An integer divided by 1.6 will be an exact representation of the corresponding number in double: 1.6 because of 16 (dividing by 1.6 is equivalent to multiplying by 10 and dividing by 16 which is an exact operation). It also allows to have something very close to a rounding function: x=2.6 will make xsq=2.5, x=2.4 will make xsq=1.875, x=2.5 will make xsq=2.5. The maximum difference between x and xsq will be 0.625.

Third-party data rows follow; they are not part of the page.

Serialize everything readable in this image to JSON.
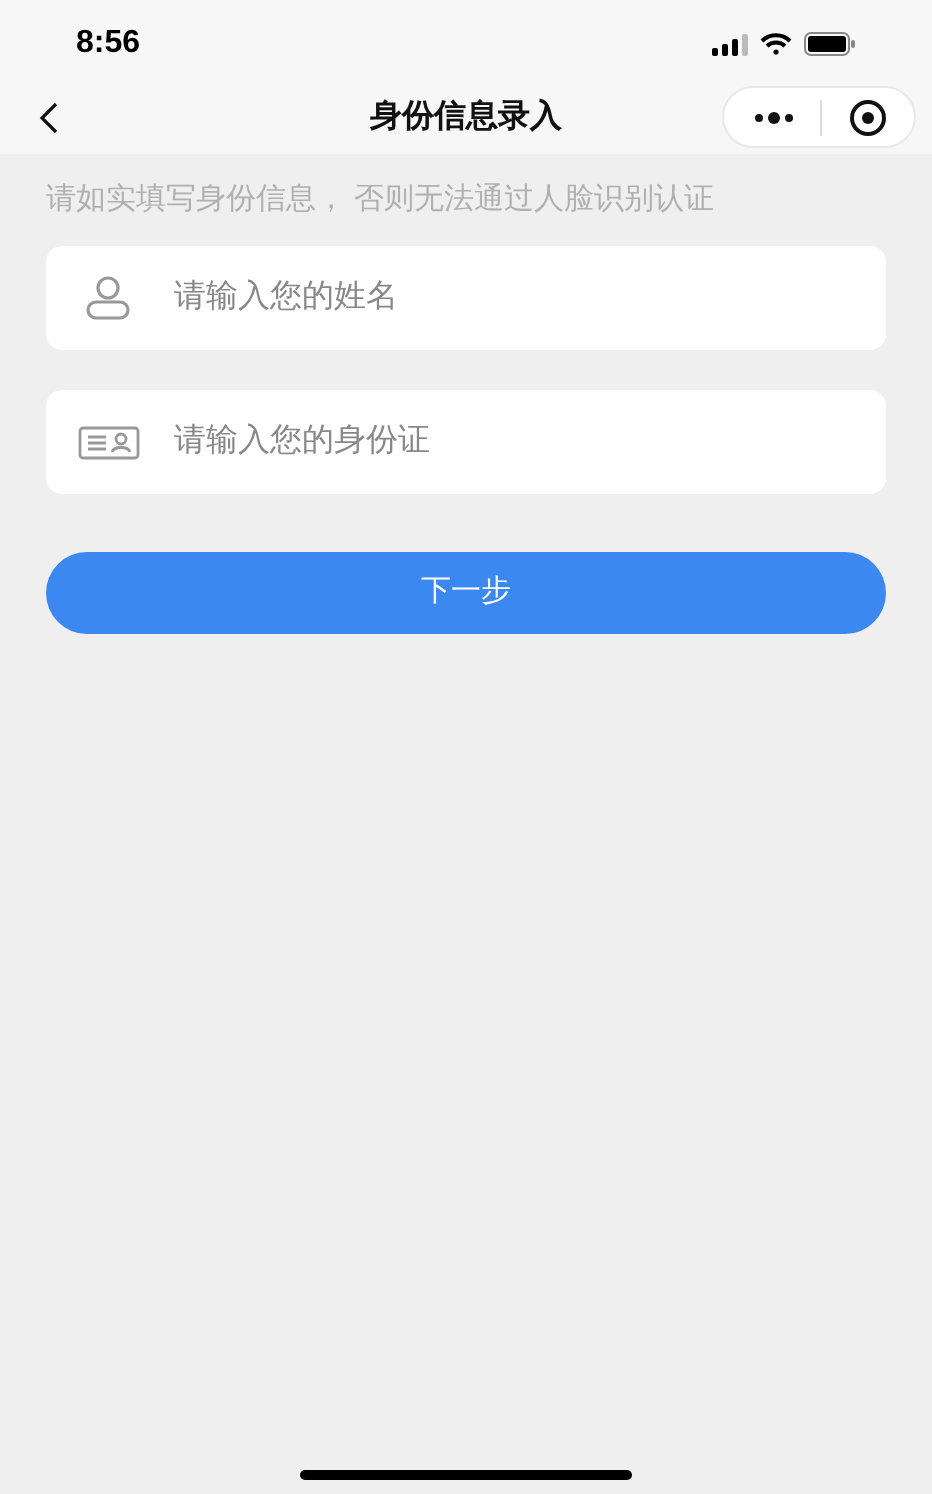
{
  "status_bar": {
    "time": "8:56"
  },
  "nav": {
    "title": "身份信息录入"
  },
  "hint": "请如实填写身份信息， 否则无法通过人脸识别认证",
  "fields": [
    {
      "kind": "person",
      "placeholder": "请输入您的姓名"
    },
    {
      "kind": "id-card",
      "placeholder": "请输入您的身份证"
    }
  ],
  "button": "下一步"
}
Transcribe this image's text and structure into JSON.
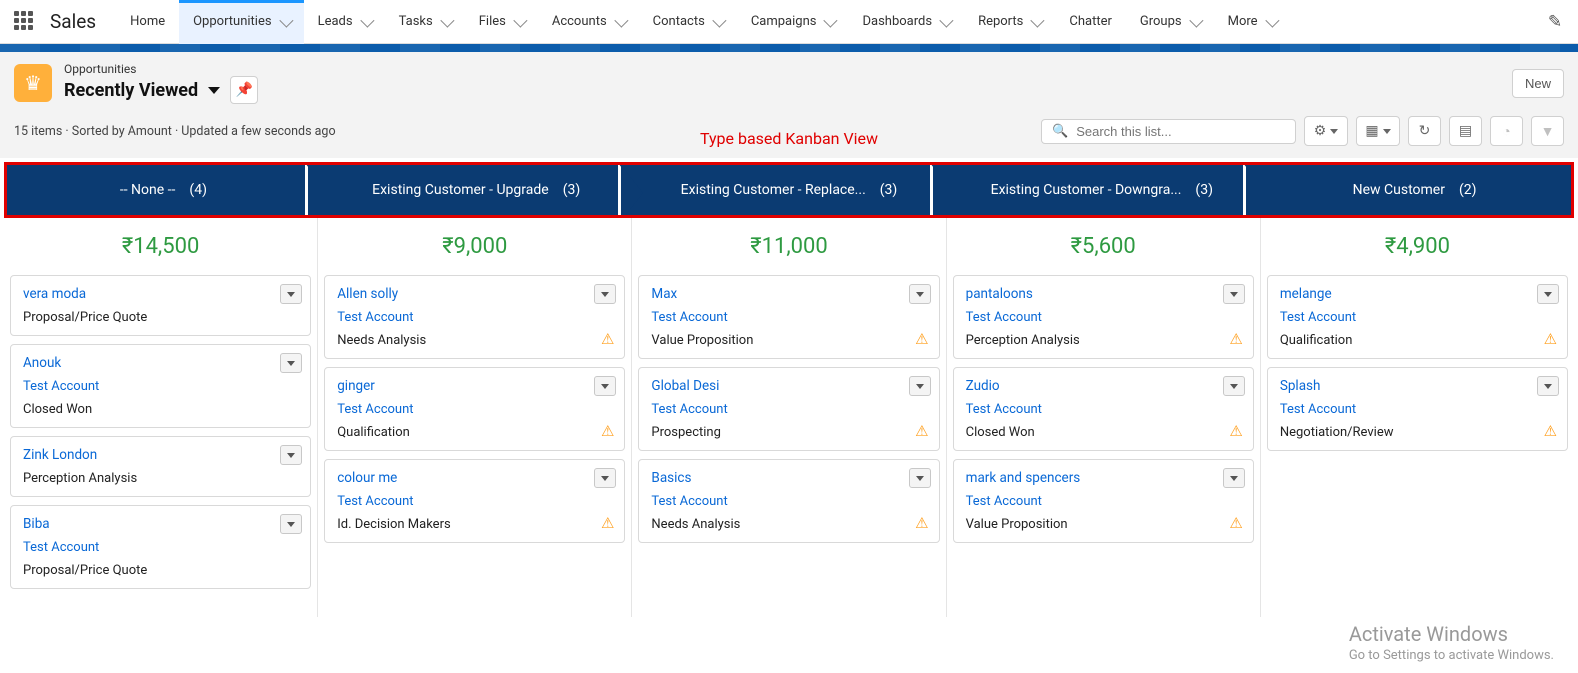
{
  "appName": "Sales",
  "nav": {
    "items": [
      {
        "label": "Home",
        "dropdown": false
      },
      {
        "label": "Opportunities",
        "dropdown": true,
        "active": true
      },
      {
        "label": "Leads",
        "dropdown": true
      },
      {
        "label": "Tasks",
        "dropdown": true
      },
      {
        "label": "Files",
        "dropdown": true
      },
      {
        "label": "Accounts",
        "dropdown": true
      },
      {
        "label": "Contacts",
        "dropdown": true
      },
      {
        "label": "Campaigns",
        "dropdown": true
      },
      {
        "label": "Dashboards",
        "dropdown": true
      },
      {
        "label": "Reports",
        "dropdown": true
      },
      {
        "label": "Chatter",
        "dropdown": false
      },
      {
        "label": "Groups",
        "dropdown": true
      },
      {
        "label": "More",
        "dropdown": true
      }
    ]
  },
  "header": {
    "objectLabel": "Opportunities",
    "viewName": "Recently Viewed",
    "newButton": "New",
    "meta": "15 items · Sorted by Amount · Updated a few seconds ago",
    "annotation": "Type based Kanban View",
    "searchPlaceholder": "Search this list..."
  },
  "stages": [
    {
      "label": "-- None --",
      "count": "(4)"
    },
    {
      "label": "Existing Customer - Upgrade",
      "count": "(3)"
    },
    {
      "label": "Existing Customer - Replace...",
      "count": "(3)"
    },
    {
      "label": "Existing Customer - Downgra...",
      "count": "(3)"
    },
    {
      "label": "New Customer",
      "count": "(2)"
    }
  ],
  "columns": [
    {
      "amount": "₹14,500",
      "cards": [
        {
          "title": "vera moda",
          "account": "",
          "stage": "Proposal/Price Quote",
          "warn": false
        },
        {
          "title": "Anouk",
          "account": "Test Account",
          "stage": "Closed Won",
          "warn": false
        },
        {
          "title": "Zink London",
          "account": "",
          "stage": "Perception Analysis",
          "warn": false
        },
        {
          "title": "Biba",
          "account": "Test Account",
          "stage": "Proposal/Price Quote",
          "warn": false
        }
      ]
    },
    {
      "amount": "₹9,000",
      "cards": [
        {
          "title": "Allen solly",
          "account": "Test Account",
          "stage": "Needs Analysis",
          "warn": true
        },
        {
          "title": "ginger",
          "account": "Test Account",
          "stage": "Qualification",
          "warn": true
        },
        {
          "title": "colour me",
          "account": "Test Account",
          "stage": "Id. Decision Makers",
          "warn": true
        }
      ]
    },
    {
      "amount": "₹11,000",
      "cards": [
        {
          "title": "Max",
          "account": "Test Account",
          "stage": "Value Proposition",
          "warn": true
        },
        {
          "title": "Global Desi",
          "account": "Test Account",
          "stage": "Prospecting",
          "warn": true
        },
        {
          "title": "Basics",
          "account": "Test Account",
          "stage": "Needs Analysis",
          "warn": true
        }
      ]
    },
    {
      "amount": "₹5,600",
      "cards": [
        {
          "title": "pantaloons",
          "account": "Test Account",
          "stage": "Perception Analysis",
          "warn": true
        },
        {
          "title": "Zudio",
          "account": "Test Account",
          "stage": "Closed Won",
          "warn": true
        },
        {
          "title": "mark and spencers",
          "account": "Test Account",
          "stage": "Value Proposition",
          "warn": true
        }
      ]
    },
    {
      "amount": "₹4,900",
      "cards": [
        {
          "title": "melange",
          "account": "Test Account",
          "stage": "Qualification",
          "warn": true
        },
        {
          "title": "Splash",
          "account": "Test Account",
          "stage": "Negotiation/Review",
          "warn": true
        }
      ]
    }
  ],
  "watermark": {
    "line1": "Activate Windows",
    "line2": "Go to Settings to activate Windows."
  }
}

2. (a-b)*(a+b) decomposition
del is of the order of 2*x*(x-xsq). When (x-xsq) is very small, del will, most of the cases be small as well: when x is too high (beyond 39), the result will always be 0, because there is no small enough number to represent exp(-0.5*39*39) in double precision, while (x-xsq) can be as small as machine epsilon (around 2E-16). By splitting x*x into xsq*xsq and del, one allow exp to work on a more refined value of the remainder del, which in turn should lead to an increase of accuracy.
3. Real world effect
Let's make x move by machine epsilon and see how the result varies using the naive implementation exp(-0.5*x*x) and using the refined Cody way. We take x=20, and add machine epsilon a number of times (frac).
The staircase happens because if we add machine epsilon to 20, this results in the same 20, until we add it enough to describe the next number in double precision accuracy. But what's interesting is that Cody staircase is regular, the stairs have similar height while the Naive implementation has stairs of uneven height.

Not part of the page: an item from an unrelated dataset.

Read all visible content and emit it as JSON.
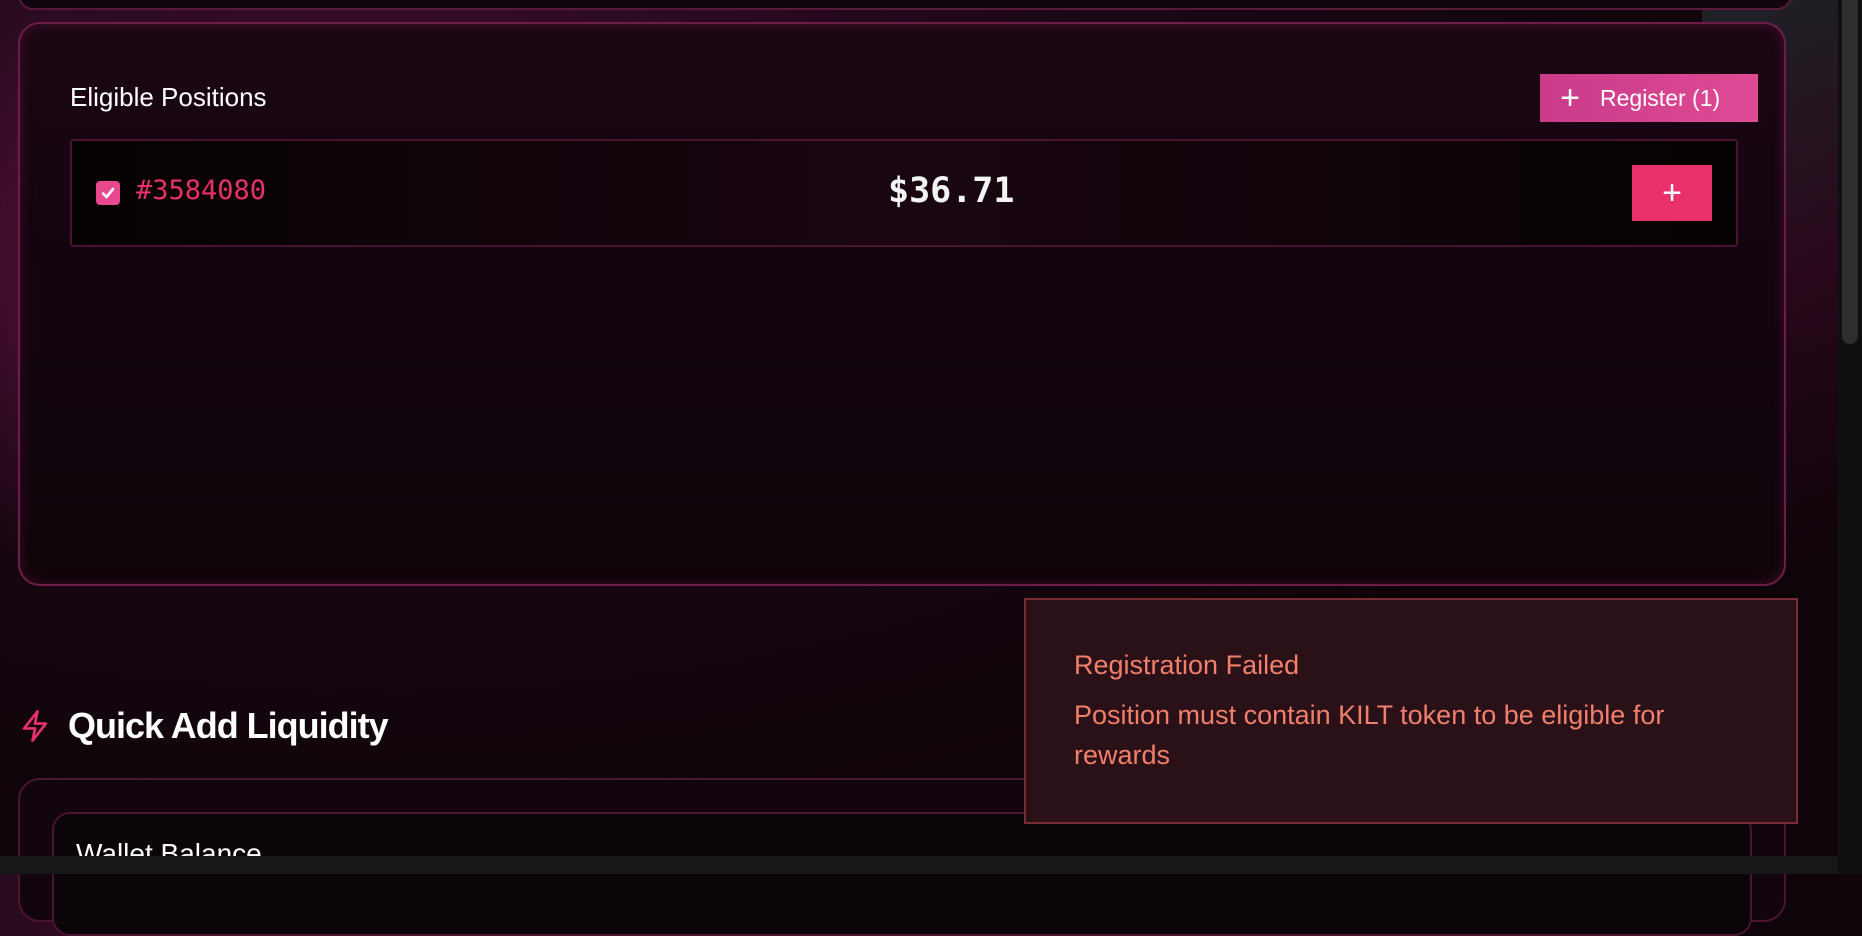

This is the relative error between the Naive implementation and Cody. The difference is higher than one could expect: a factor of 20. But it has one big drawbacks: it requires 2 exponential evaluations, which are relatively costly.
Update March 22, 2013
I looked for a higher precision exp implementation, that can go beyond double precision. I found an online calculator (not so great to do tests on), and after more search, I found one very simple way: mpmath python library.
I did some initial tests with the calculator and thought Cody was in reality not much better than the Naive implementation. The problem is that my tests were wrong, because the online calculator expects an input in terms of human digits, and I did not always use the correct amount of digits. For example a double of -37.7 is actually -37.7000000000000028421709430404007434844970703125.
Here is a plot of the relative error of our methods compared to the high accuracy python implementation, but using as input strict double numbers around x=20. The horizontal axis is x-20, the vertical is the relative error.
We can see that Cody is really much more accurate (more than 20x). The difference will be lower when x is smaller, but there is still a factor 10 around x=-5.7
Any calculation using a Cody like Gaussian density implementation, will likely not be as careful as this, so one can doubt of the usefulness in practice of such accuracy tricks.
The Cody implementation uses 2 exponentials, which can be costly to evaluate, however Gary commented out that we can cache the exp xsq because of fint and therefore have accuracy and speed.